Dump the results of a DAX query to CSV using PowerShell

I recently got an interesting question: someone inside Microsoft wanted to get a data dump from a big Tubular model that is used internally. They wanted a special table using columns and calculated fields from several tables. So we want to use a DAX query. The result would count more that 1.5 million rows so using Excel was out of the question. 

I decided to write a small PowerShell script to query the database and write the results to a CSV. Me being a fake programmer I stole most of the code from this Technet article: http://technet.microsoft.com/en-us/magazine/hh855069.aspx

Here is the script that I used, pretty simple right. I’ve got to admit that I’m loving PowerShell more and more Smile.

$connectionString = “Provider=MSOLAP;Data Source=.;Initial Catalog=Mydatabase;”
$query = “evaluate TABLE”

$filename = “tofile.csv”
$connection = New-Object -TypeName System.Data.OleDb.OleDbConnection

$connection.ConnectionString = $connectionString
$command = $connection.CreateCommand()
$command.CommandText = $query
$adapter = New-Object -TypeName System.Data.OleDb.OleDbDataAdapter $command
$dataset = New-Object -TypeName System.Data.DataSet

$dataset.Tables[0] | export-csv $filename -notypeinformation


By the way, I think you should be able to do a similar thing using VBA macro’s in Excel…but I haven’t tried it.

8 Replies to “Dump the results of a DAX query to CSV using PowerShell

  1. Hi Kasper,

    I tried to modify your script to dump data from XLSX Data Model (PowerPivot) to CSV. But method $adapter.Fill($dataset) failed.

    Could you help to specify ConnectionString to connect correctly to XLSX Data Model 2013?

    — Pavel

  2. Hi Kasper! This looks exactly what I need. But I get errors when I run the script. Two questions …

    How do I construct the connection string for my own workbook?

    I assume I should replace TABLE with the name of the table in my datamodel that I want to export, right?

    Hope you can clarify these two points.

  3. Kasper,

    Is there any way to automate this same process from a local Power BI Desktop Query/Dataset? I think the challenge is the dynamic nature of the local SSAS Workspace FolderName and the dynamic/random port name two child folders below.

    I know how to find these manually, but I just don’t know how to do it in an automated fashion.
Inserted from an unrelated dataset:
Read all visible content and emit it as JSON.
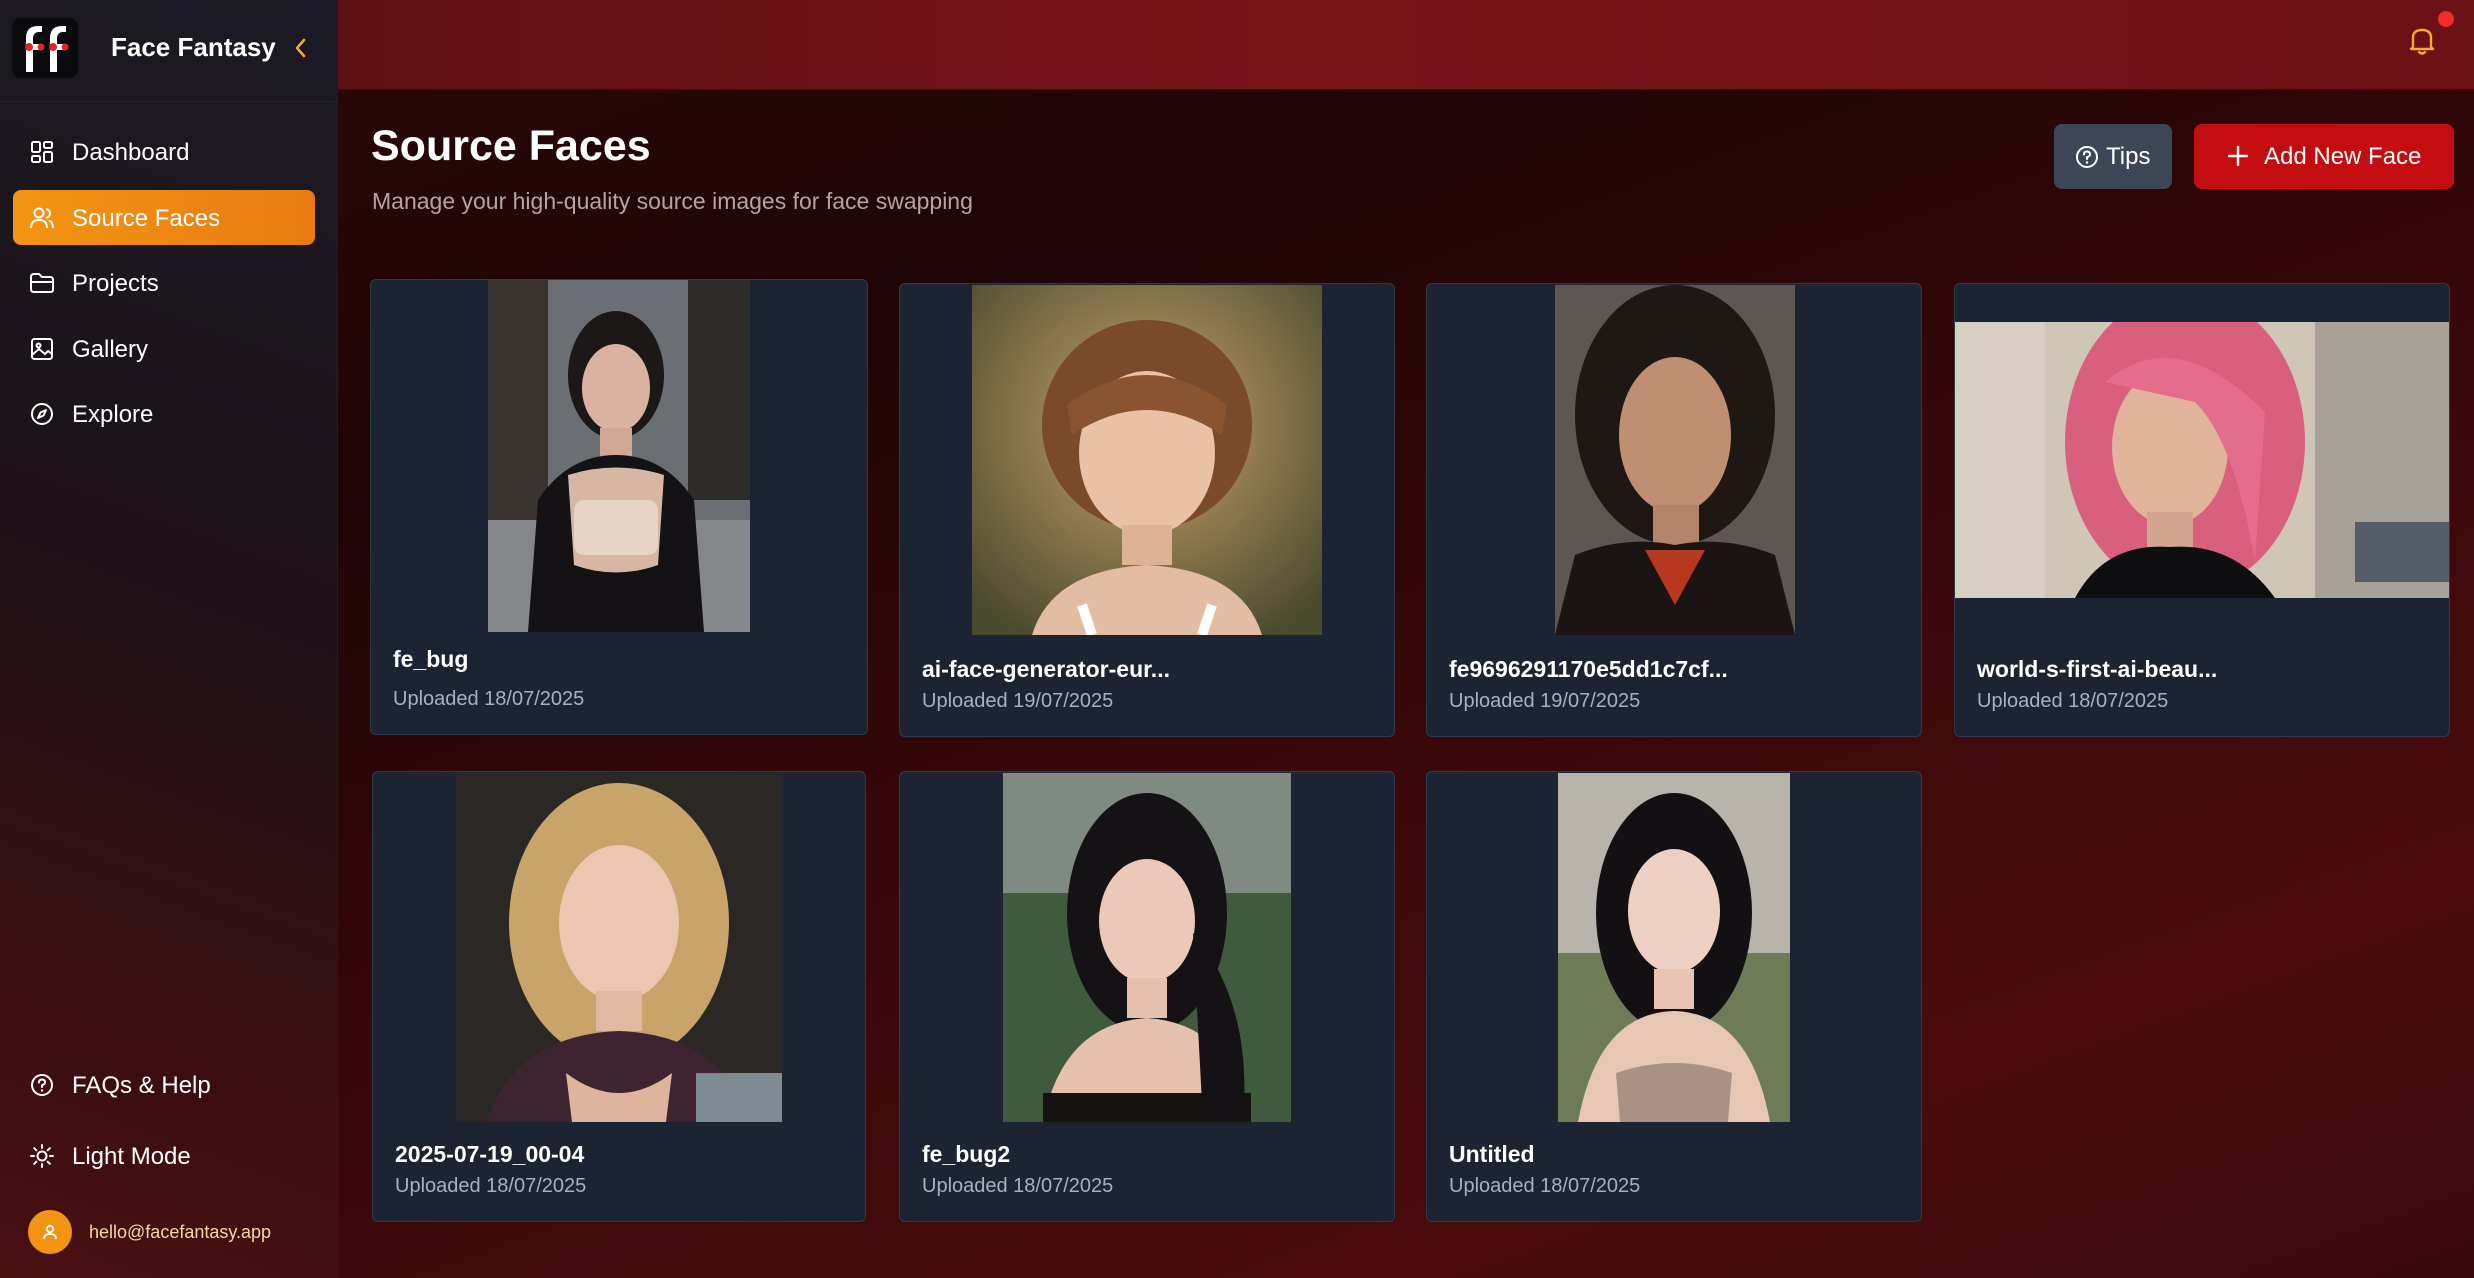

Perhaps outputting the folder name of a WMI query of the parent directory of local SSAS Workspace FolderName? Then, querying the msmdsrv.port and saving both as variables?
    At that point, I could probably proceed with the process in this article….trouble is, I am new a powershell 🙁

    1. That is probably possible but not supported so I can’t help you. But there are posts online that tell you how to connect to the engine in PBI desktop.